"Cette grève n'est objectivement pas populaire et a été peu suivie" estime Thierry Evens, porte-parole de l'Union des Classes Moyennes. "Je tiens à faire remarquer que les organisations syndicales ne perdent pas d'affiliés en période de grève, que du contraire, nous convainquons les travailleurs" tempère Myriam Delmée pour le SETca.

Ils répondaient aux nombreuses questions des internautes de lalibre.be ce mardi midi. Avant de laisser la parole au SETca, au nom de l'UCM, Thierry Evens est revenu sur le mouvement syndical de ce 30 janvier: "Nous sommes démunis face à ce qu'il faut bien appeler la violence d'une minorité. (...) Nous allons d'ailleurs travailler davantage avec les réseaux sociaux pour que la majorité silencieuse ne le soit plus" explique-t-il.
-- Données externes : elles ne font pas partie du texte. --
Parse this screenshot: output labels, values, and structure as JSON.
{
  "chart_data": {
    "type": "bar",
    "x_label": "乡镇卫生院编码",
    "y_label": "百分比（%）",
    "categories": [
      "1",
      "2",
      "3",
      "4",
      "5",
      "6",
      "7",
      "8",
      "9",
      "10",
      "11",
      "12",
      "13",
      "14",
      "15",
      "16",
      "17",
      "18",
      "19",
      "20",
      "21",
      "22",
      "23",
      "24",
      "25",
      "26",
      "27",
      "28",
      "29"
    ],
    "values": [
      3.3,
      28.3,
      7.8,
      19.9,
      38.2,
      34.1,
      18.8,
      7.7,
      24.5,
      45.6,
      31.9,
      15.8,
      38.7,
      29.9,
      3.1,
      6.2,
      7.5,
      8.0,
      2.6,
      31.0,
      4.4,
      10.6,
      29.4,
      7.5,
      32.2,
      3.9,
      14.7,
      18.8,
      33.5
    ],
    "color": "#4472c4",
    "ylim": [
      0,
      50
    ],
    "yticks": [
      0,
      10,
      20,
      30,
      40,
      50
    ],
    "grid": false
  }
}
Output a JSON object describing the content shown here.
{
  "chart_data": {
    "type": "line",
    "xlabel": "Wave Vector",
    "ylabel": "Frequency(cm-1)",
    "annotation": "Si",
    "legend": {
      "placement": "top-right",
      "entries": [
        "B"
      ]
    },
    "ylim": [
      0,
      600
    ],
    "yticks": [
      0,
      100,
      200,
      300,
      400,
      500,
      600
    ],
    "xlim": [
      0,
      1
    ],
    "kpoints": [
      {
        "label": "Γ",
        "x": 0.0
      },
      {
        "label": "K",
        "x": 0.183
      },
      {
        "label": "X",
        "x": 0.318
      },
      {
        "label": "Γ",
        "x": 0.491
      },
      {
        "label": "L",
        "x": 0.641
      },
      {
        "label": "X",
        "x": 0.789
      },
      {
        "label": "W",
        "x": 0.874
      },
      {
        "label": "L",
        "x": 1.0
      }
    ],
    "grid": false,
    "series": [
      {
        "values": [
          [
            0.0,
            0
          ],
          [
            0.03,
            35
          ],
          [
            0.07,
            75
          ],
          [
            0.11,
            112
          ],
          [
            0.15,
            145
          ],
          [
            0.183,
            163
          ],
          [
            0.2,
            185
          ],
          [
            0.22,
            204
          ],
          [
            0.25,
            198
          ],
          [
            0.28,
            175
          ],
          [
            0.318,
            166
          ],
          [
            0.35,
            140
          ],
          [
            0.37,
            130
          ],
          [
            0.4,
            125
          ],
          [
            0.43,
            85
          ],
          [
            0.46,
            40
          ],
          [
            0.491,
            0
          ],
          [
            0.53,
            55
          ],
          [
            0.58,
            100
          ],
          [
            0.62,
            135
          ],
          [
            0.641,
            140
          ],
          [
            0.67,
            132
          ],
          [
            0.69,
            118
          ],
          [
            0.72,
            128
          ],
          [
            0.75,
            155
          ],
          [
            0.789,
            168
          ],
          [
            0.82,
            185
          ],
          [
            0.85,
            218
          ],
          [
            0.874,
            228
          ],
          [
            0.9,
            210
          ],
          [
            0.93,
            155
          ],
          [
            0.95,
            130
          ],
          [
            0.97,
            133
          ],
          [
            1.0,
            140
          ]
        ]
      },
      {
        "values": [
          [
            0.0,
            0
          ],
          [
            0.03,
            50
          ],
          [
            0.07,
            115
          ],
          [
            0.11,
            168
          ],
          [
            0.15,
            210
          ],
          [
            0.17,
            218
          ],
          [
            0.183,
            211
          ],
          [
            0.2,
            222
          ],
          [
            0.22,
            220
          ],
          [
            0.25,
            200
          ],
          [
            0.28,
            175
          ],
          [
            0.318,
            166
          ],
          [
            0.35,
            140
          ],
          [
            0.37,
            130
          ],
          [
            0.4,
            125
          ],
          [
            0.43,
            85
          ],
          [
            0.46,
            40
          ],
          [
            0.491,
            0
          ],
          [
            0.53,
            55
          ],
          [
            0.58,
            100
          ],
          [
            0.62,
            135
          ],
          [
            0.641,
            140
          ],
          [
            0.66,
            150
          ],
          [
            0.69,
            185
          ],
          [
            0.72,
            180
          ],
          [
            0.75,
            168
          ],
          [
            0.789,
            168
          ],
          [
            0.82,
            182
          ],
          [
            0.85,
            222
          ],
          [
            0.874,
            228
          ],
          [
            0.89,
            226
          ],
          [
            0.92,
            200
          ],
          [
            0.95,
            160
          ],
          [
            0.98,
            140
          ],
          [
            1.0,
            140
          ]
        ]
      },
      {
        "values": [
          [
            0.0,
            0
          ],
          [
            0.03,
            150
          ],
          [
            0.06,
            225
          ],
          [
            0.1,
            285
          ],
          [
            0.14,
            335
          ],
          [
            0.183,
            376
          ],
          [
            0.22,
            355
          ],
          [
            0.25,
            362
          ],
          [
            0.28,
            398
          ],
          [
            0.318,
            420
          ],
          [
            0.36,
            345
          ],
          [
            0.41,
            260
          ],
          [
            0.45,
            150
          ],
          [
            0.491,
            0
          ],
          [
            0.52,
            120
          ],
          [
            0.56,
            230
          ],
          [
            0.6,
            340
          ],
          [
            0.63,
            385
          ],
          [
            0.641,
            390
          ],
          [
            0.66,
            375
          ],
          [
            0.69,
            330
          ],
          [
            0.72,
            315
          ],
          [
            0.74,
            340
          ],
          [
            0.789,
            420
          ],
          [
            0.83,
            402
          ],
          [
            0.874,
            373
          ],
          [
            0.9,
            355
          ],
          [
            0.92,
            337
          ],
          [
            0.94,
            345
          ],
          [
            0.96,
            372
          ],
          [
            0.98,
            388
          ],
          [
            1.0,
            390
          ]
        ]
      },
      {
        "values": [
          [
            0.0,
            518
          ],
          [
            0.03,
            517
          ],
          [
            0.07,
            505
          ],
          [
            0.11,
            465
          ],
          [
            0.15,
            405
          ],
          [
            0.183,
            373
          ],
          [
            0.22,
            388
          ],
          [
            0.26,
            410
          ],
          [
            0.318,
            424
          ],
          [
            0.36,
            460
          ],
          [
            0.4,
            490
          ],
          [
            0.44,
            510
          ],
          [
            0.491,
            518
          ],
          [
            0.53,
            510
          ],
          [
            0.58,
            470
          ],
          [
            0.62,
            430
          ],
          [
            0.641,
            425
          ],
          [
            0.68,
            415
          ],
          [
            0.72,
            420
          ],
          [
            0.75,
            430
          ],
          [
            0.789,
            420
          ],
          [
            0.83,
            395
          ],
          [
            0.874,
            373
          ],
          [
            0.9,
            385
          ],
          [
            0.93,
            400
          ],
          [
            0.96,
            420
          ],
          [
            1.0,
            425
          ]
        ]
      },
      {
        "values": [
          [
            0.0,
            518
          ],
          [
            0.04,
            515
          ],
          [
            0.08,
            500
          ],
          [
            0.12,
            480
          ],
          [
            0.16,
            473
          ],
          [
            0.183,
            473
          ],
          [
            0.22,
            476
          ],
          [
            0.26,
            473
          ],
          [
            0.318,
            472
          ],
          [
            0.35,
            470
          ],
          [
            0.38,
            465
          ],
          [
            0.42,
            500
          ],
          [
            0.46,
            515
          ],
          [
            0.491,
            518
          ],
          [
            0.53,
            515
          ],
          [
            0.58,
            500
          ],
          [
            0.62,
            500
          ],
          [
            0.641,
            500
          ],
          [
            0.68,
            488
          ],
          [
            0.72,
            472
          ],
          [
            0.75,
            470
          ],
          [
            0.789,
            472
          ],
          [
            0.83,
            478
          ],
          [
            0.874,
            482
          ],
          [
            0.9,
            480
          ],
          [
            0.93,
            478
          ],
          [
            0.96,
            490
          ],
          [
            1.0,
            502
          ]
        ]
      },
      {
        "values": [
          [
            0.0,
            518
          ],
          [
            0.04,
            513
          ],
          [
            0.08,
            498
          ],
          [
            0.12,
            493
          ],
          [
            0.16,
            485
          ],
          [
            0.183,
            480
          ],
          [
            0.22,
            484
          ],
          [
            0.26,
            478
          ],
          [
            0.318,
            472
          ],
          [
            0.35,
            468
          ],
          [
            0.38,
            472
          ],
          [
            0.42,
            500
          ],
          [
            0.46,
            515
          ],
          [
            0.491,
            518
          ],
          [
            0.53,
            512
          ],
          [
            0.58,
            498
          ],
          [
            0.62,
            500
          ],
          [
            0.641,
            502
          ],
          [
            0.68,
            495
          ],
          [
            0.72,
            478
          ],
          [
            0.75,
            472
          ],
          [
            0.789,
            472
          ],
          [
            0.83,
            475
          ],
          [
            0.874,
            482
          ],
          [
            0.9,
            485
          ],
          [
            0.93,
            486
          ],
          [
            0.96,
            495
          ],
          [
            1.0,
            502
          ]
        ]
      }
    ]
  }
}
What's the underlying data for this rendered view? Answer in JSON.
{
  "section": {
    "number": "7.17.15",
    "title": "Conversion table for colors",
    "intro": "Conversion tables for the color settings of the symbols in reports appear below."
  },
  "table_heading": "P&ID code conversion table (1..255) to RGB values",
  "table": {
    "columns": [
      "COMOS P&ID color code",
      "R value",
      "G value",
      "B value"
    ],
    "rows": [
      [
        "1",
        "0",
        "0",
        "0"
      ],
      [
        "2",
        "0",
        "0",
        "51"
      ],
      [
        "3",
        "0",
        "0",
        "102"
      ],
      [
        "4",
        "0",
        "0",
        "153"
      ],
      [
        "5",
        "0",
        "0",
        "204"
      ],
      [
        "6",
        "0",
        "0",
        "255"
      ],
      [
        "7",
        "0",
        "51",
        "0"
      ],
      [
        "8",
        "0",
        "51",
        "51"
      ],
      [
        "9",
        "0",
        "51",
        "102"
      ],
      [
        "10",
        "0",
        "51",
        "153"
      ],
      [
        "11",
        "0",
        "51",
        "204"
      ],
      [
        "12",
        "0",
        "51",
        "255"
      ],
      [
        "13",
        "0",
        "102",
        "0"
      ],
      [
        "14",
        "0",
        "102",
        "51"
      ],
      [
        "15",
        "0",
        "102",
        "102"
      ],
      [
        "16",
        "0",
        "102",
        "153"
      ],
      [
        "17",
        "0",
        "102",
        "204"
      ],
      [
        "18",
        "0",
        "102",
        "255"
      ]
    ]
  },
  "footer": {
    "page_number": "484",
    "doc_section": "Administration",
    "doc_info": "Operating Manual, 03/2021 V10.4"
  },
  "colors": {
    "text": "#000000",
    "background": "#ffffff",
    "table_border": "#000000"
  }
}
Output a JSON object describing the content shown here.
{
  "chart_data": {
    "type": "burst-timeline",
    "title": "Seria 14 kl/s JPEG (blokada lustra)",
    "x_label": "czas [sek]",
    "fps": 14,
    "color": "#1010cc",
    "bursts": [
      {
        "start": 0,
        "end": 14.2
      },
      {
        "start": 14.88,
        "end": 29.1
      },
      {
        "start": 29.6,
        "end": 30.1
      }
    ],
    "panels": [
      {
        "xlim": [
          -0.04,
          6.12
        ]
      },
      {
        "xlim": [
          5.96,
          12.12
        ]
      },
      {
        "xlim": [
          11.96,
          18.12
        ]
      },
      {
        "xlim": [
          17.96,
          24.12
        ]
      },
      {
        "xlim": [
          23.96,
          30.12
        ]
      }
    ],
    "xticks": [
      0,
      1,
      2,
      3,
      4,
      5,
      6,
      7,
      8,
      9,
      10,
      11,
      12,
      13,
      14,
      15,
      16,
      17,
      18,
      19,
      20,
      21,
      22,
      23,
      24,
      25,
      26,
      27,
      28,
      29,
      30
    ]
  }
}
Une image que refuse Myriam Delmée qui rétorque: "Je n'ai pas vu hier de gros bras intimidants mais plutôt des braseros vu la température et quelques barbecues...".

Pour L'UCM, il est injuste d'accabler l'Union Européenne et de la rendre responsable de la crise: "La solution à la plupart de nos problèmes n'est pas moins d'Europe mais plus d'Europe si nous voulons préserver notre modèle social dans une économie mondialisée. (...) Il n'y a pas d'autre choix raisonnable que d'approfondir l'Europe" juge Thierry Evens.

Pourquoi la grève a-t-elle été moins suivie dans le Nord que dans le Sud du pays s'interrogent certains internautes: "L'opinion publique flamande est sans doute mieux conscientisée à la nécessité d'avoir des finances saines, de travailler plus longtemps et de dynamiser le marché du travail" explique l'UCM.

De son côté Myriam Delmée explique: " Nous sommes pour la concertation mais avant que les mesures ne soient prises. Une vraie concertation sur tous les sujets, en profondeur et pas des mesurettes cosmétiques pour dire, "allez, on vous donne des cacahuètes, soyez contents"!. Et la représentante de la SETca terminera son échange avec les internautes sur cette phrase: "Ensemble, on est plus fort! ".